Suppose \(Av=0\) for some nonzero vector \(v\). What does this tell you about \(A\)?
It means \(v\) is an eigenvector with eigenvalue \(0\). The matrix collapses the direction \(v\) to zero. Therefore, \(A\) loses information and is not invertible.
Use an AI assistant as a learning partner, not as a replacement for thinking.
Ask:
Explain eigenvectors to a beginner using the metaphor of directions that survive a transformation. Include one geometric example and one data example.
Then improve the answer by asking:
Make the explanation more precise and include the equation \(Av=\lambda v\).
Ask the AI to compute the eigenvalues of
\[ A= \begin{bmatrix} 3 & 1 \\ 0 & 2 \end{bmatrix}. \]
Then check the calculation yourself.
Ask:
Why do eigenvectors of a covariance matrix matter in PCA?
Then identify which parts of the answer depend on ideas from this chapter and which parts belong to later chapters.
Ask:
Design a visual explanation of eigenvectors using a unit circle transformed into an ellipse.
Then write your own version in two paragraphs.

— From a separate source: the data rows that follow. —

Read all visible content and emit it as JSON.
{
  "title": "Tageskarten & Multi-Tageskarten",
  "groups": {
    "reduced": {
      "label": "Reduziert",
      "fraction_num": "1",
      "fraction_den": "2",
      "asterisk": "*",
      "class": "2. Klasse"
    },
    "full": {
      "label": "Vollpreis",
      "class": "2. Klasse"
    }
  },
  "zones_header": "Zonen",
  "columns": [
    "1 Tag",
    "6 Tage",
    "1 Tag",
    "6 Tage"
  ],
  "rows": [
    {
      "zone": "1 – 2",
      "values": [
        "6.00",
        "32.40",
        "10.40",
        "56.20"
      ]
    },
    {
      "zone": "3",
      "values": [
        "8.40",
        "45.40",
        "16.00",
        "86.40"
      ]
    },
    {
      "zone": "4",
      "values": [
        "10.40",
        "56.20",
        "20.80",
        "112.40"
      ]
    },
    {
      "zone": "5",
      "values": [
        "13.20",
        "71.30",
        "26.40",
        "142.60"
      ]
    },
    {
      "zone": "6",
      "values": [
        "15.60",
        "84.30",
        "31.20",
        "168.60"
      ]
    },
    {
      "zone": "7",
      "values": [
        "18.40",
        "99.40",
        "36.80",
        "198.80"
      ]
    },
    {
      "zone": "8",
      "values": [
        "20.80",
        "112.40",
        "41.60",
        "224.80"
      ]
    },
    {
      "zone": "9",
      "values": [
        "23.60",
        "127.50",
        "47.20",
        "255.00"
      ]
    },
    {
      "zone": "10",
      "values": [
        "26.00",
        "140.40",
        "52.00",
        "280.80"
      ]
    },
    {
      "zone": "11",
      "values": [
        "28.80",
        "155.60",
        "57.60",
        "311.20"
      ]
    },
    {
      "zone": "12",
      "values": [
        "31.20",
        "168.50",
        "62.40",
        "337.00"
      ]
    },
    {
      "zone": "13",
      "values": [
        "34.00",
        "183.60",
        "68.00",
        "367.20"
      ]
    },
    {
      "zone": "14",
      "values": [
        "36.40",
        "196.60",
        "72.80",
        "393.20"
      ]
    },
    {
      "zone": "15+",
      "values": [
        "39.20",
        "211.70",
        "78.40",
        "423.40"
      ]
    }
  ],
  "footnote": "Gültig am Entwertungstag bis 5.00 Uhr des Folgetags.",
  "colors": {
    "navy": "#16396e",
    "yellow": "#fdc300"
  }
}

Eigenvectors are the directions that a matrix transformation preserves. Eigenvalues are the scaling factors along those directions. The equation
\[ Av=\lambda v \]
is simple, but it reveals deep structure.

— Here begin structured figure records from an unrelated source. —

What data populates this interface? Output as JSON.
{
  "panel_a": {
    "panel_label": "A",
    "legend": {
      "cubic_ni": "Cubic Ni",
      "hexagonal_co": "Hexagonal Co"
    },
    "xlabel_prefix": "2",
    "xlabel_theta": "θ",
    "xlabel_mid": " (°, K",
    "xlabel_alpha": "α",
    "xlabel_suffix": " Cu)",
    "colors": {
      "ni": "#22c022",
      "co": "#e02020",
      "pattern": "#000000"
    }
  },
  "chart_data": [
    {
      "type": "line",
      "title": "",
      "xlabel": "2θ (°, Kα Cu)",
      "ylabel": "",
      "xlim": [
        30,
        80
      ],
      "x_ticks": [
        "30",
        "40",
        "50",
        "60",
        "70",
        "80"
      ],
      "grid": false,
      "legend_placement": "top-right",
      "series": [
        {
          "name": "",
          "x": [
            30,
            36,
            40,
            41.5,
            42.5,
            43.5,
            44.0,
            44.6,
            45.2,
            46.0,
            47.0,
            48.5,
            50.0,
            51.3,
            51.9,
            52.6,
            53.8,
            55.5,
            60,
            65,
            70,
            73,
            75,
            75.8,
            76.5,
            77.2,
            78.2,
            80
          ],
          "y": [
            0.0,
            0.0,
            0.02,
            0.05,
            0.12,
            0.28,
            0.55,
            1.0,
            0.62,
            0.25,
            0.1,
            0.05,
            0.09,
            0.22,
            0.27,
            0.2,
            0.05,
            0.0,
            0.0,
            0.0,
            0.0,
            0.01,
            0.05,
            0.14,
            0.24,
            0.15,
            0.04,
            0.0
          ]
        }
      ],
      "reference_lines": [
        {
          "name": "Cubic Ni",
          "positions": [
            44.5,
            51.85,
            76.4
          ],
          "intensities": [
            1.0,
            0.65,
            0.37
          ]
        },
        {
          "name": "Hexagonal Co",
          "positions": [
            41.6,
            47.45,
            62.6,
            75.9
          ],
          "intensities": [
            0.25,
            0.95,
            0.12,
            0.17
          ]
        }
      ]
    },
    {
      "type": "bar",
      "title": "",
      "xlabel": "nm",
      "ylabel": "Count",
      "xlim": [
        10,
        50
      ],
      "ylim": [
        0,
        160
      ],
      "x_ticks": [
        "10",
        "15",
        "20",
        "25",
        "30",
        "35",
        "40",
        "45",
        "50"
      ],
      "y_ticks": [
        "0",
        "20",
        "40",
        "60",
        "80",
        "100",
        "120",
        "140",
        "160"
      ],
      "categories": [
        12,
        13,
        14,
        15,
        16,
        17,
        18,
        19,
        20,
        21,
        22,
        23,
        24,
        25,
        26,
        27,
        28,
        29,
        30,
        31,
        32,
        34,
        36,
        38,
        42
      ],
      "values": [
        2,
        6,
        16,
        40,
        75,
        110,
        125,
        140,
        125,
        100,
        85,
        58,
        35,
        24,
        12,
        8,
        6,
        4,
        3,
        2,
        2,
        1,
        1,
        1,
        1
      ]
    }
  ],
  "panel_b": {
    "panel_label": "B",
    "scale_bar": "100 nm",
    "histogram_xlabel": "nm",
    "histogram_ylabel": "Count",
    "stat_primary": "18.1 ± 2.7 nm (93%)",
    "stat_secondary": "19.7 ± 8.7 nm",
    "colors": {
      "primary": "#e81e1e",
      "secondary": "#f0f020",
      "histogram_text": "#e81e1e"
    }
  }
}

To find eigenvalues, solve
\[ \det(A-\lambda I)=0. \]
To find eigenvectors, solve
\[ (A-\lambda I)v=0. \]
Eigenvectors help us understand what a matrix really does. They reveal stable directions, growing directions, collapsing directions, ranking scores, data variation, and long-term behavior.
In the next chapter, we will use these ideas to study stability, ranking, and iteration in more depth.